A Catalogue of the Lansdowne Manuscripts in the British Museum
Author: British Museum. Department of Manuscripts
Publisher:
Published: 1819
Total Pages: 384
ISBN-13:
DOWNLOAD EBOOK →Author: British Museum. Department of Manuscripts
Publisher:
Published: 1819
Total Pages: 384
ISBN-13:
DOWNLOAD EBOOK →Author: British Museum Dept. of Manuscripts British Museum
Publisher: Georg Olms Verlag
Published:
Total Pages: 706
ISBN-13: 9783487404875
DOWNLOAD EBOOK →Author: British Museum. Department of Manuscripts
Publisher: London : R. and A. Taylor
Published: 1819
Total Pages: 704
ISBN-13:
DOWNLOAD EBOOK →Author: William Petty Marquis of Lansdowne
Publisher:
Published: 1807
Total Pages: 612
ISBN-13:
DOWNLOAD EBOOK →Author: British Museum. Department of Manuscripts
Publisher:
Published: 1831
Total Pages: 529
ISBN-13:
DOWNLOAD EBOOK →Author: British Museum. Department of Manuscripts
Publisher:
Published: 1812
Total Pages:
ISBN-13:
DOWNLOAD EBOOK →Author: British Museum (London)
Publisher:
Published: 1974
Total Pages: 529
ISBN-13:
DOWNLOAD EBOOK →Author: George Justice
Publisher: Cambridge University Press
Published: 2002-03-07
Total Pages: 268
ISBN-13: 9780521808569
DOWNLOAD EBOOK →This book examines the writing and manuscript publication of key authors from 1550 to 1800.
Author: Jill Seal Millman
Publisher: Manchester University Press
Published: 2005-05-20
Total Pages: 300
ISBN-13: 9780719069161
DOWNLOAD EBOOK →Early modern women's manuscript poetry is an anthology of texts by fourteen women poets writing between 1589 and 1706. It is the only currently available anthology of early modern women's writing which focuses exclusively on manuscript material.

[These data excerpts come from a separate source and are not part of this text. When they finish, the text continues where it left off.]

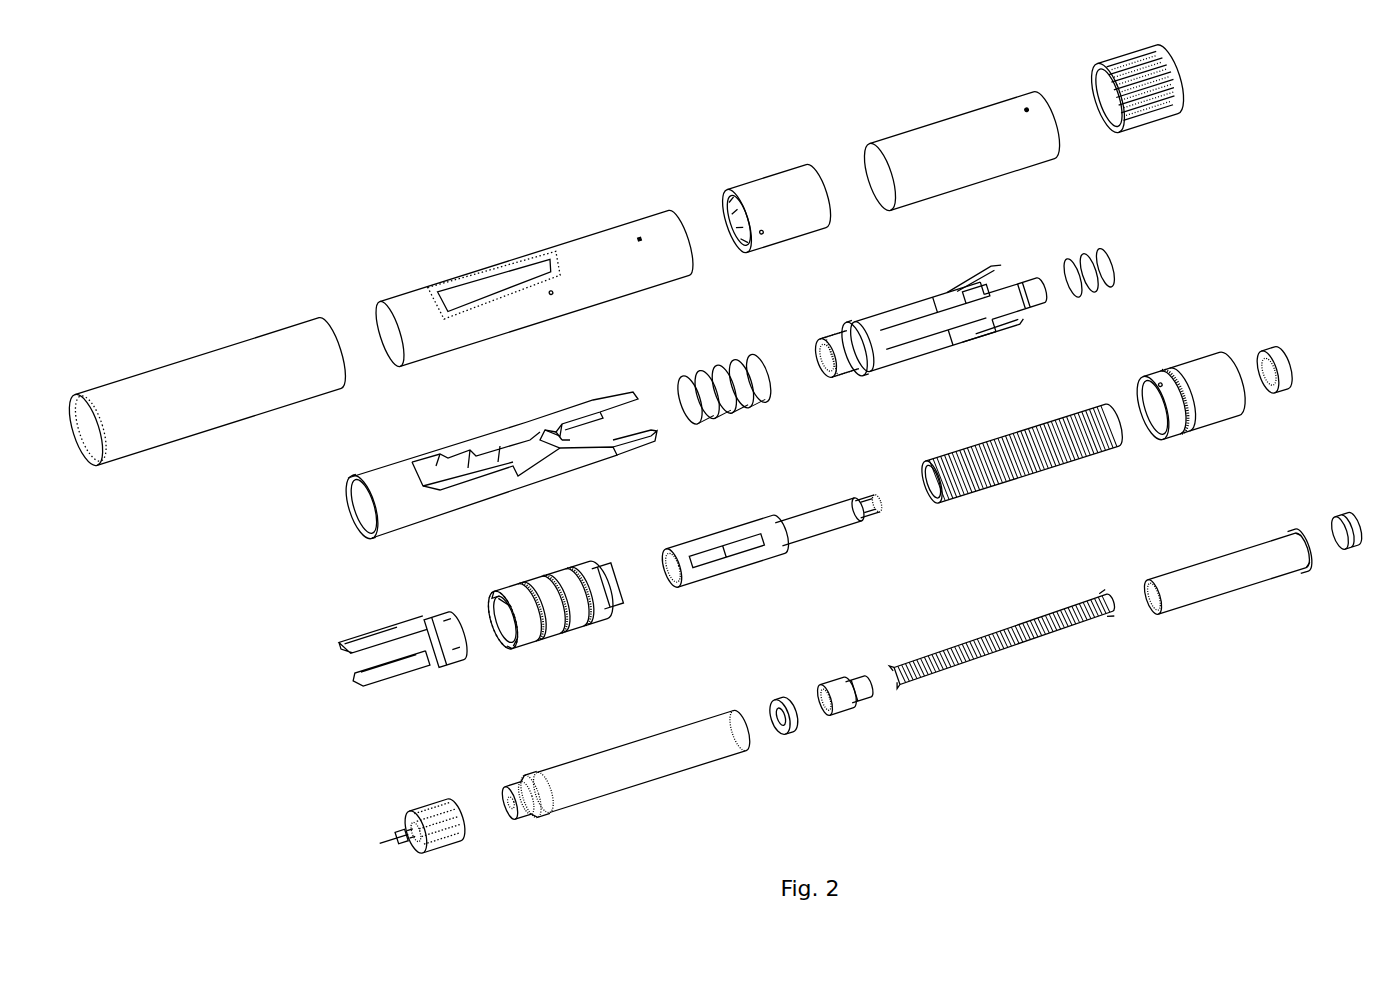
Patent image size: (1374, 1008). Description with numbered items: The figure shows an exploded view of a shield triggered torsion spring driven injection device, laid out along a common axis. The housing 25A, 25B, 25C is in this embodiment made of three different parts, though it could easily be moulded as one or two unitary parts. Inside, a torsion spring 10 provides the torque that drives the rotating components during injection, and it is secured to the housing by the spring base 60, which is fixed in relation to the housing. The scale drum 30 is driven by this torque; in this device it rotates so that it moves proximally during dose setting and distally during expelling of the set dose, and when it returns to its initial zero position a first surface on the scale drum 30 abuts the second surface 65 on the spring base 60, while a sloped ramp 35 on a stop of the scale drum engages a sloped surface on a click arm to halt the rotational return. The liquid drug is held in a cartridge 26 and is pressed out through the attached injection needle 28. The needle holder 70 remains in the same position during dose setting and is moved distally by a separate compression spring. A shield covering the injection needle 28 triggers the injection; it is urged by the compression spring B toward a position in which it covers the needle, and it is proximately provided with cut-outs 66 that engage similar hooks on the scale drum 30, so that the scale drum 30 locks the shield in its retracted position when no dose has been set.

The housing part A 25A is at (598, 258).
The housing part B 25B is at (777, 197).
The housing part C 25C is at (893, 143).
The compression spring B is at (735, 362).
The needle holder 70 is at (888, 357).
The spring base 60 is at (1208, 410).
The torsion spring 10 is at (1023, 468).
The second surface 65 is at (402, 510).
The cut-outs 66 is at (653, 443).
The sloped ramp 35 is at (507, 647).
The scale drum 30 is at (585, 612).
The cartridge 26 is at (645, 770).
The injection needle 28 is at (447, 848).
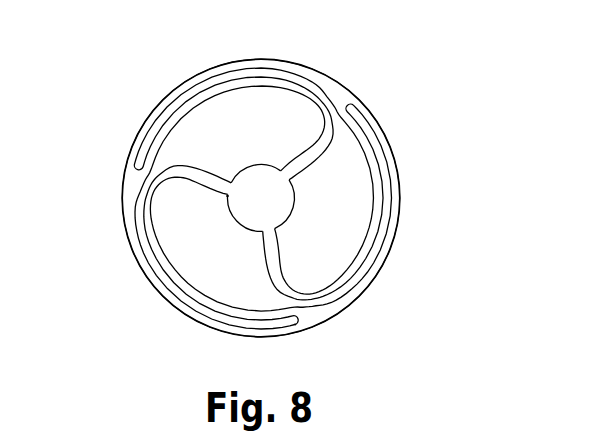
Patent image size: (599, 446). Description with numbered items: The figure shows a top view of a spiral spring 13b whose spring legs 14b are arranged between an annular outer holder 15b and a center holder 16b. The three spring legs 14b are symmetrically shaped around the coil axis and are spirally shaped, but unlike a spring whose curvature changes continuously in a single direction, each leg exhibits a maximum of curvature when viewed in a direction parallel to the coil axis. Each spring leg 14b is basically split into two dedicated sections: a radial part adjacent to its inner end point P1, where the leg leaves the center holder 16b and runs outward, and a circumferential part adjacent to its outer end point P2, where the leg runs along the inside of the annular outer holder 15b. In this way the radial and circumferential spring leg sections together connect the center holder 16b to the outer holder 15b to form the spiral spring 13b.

The spiral spring 13b is at (118, 76).
The spring legs 14b is at (140, 213).
The annular outer holder 15b is at (346, 97).
The center holder 16b is at (276, 215).
The inner end point P1 is at (226, 187).
The outer end point P2 is at (303, 322).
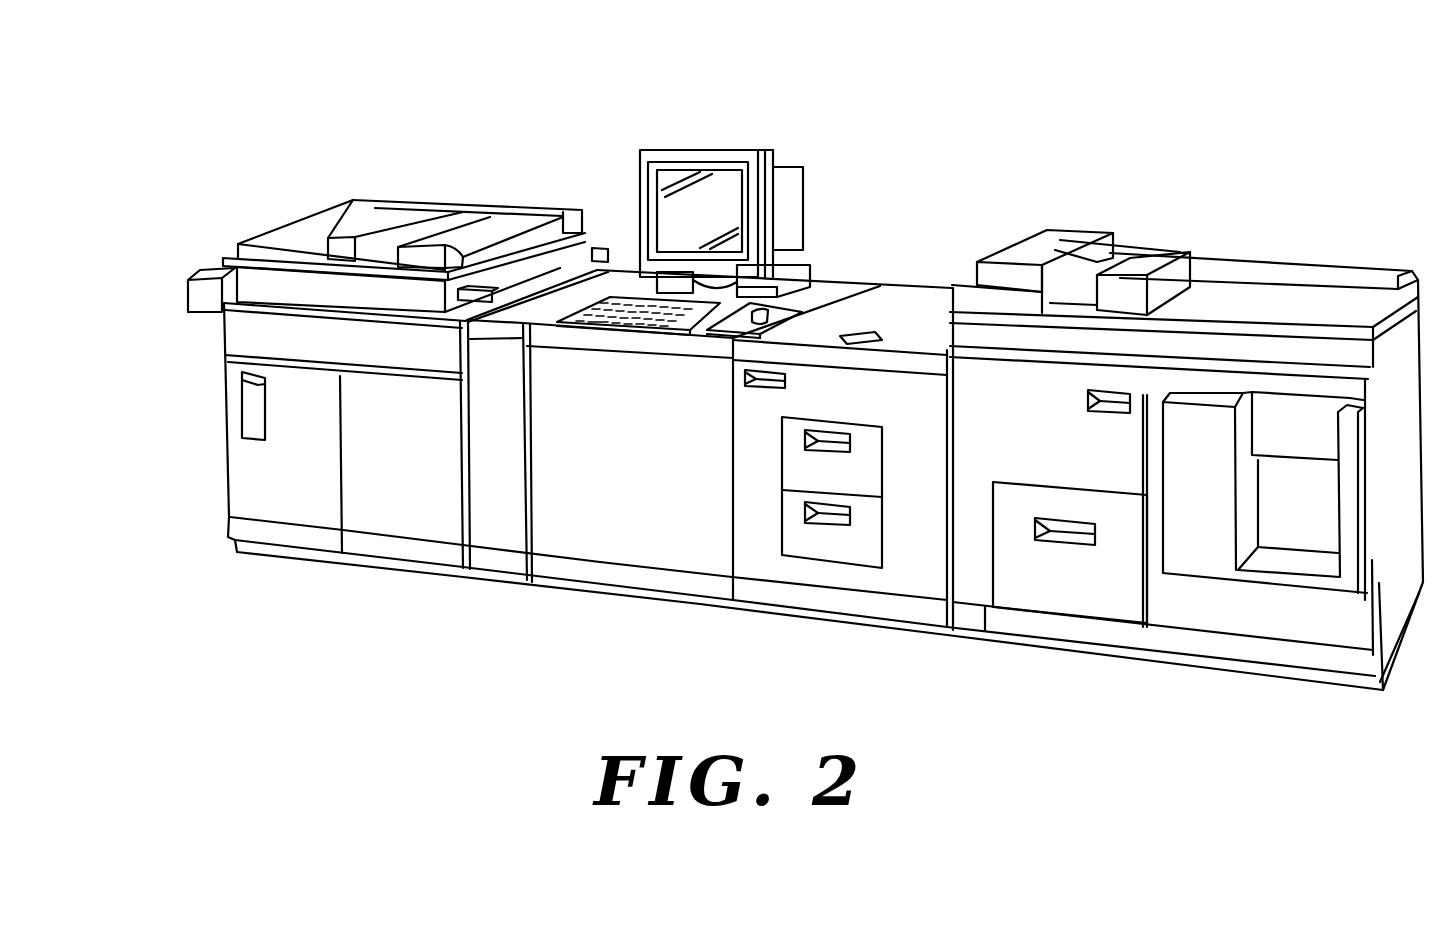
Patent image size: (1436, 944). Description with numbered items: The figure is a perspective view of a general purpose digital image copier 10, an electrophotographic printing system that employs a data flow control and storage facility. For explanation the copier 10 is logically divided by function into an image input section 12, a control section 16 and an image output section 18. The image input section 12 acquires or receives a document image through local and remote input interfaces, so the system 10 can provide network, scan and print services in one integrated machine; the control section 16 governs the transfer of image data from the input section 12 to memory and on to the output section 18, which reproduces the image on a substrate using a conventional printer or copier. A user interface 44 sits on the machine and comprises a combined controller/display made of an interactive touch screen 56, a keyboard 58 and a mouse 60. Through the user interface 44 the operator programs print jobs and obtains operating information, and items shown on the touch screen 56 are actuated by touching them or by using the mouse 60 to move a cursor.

The digital image copier 10 is at (930, 75).
The image input section 12 is at (468, 182).
The control section 16 is at (208, 474).
The image output section 18 is at (935, 213).
The user interface 44 is at (715, 142).
The interactive touch screen 56 is at (685, 205).
The keyboard 58 is at (620, 325).
The mouse 60 is at (732, 330).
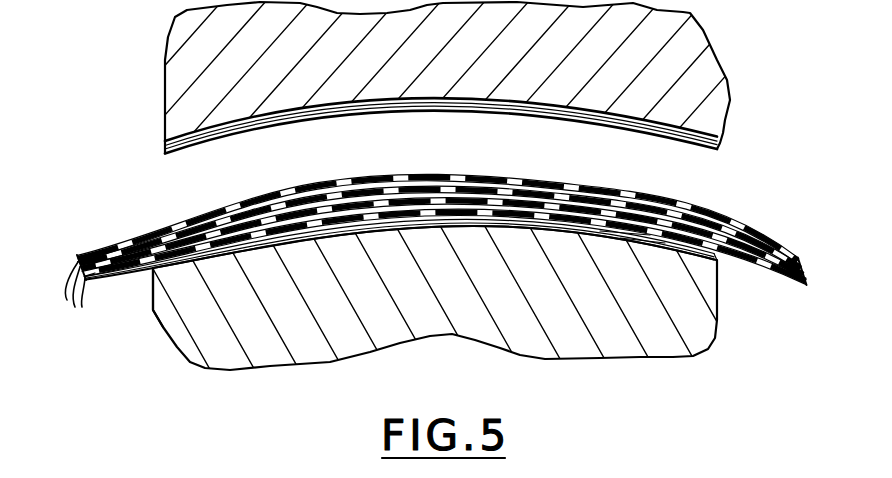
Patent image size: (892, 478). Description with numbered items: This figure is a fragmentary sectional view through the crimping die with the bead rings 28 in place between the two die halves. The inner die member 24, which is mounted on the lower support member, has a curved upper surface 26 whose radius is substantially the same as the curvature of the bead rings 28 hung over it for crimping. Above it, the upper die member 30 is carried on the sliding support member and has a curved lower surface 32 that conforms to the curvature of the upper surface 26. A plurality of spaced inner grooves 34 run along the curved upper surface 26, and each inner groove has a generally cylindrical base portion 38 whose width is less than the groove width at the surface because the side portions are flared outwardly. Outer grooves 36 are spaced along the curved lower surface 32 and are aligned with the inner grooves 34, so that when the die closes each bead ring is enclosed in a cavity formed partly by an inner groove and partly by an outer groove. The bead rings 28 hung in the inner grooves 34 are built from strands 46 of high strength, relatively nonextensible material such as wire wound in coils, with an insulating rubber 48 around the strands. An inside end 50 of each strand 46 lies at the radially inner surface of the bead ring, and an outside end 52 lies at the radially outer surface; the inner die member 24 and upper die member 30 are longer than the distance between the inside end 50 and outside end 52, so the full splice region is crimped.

The inner die member 24 is at (454, 292).
The curved upper surface 26 is at (723, 261).
The bead rings 28 is at (450, 229).
The upper die member 30 is at (712, 68).
The curved lower surface 32 is at (703, 148).
The inner grooves 34 is at (640, 239).
The outer grooves 36 is at (650, 127).
The base portion 38 is at (648, 243).
The strands 46 is at (72, 298).
The rubber 48 is at (124, 265).
The inside end 50 is at (150, 262).
The outside end 52 is at (722, 222).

Authors include Mary Sidney, Lucy Hutchinson and Katherine Philips; central figures in the emerging canon of early modern women writers, but whose work appears in a fresh and very different light in the manuscript context emphasised by this anthology. The volume also includes substantial excerpts from a recently discovered verse paraphrase of Genesis, thought to be by the previously unknown seventeenth-century writer Mary Roper, as well as selections from the unjustly neglected poet, Hester Pulter.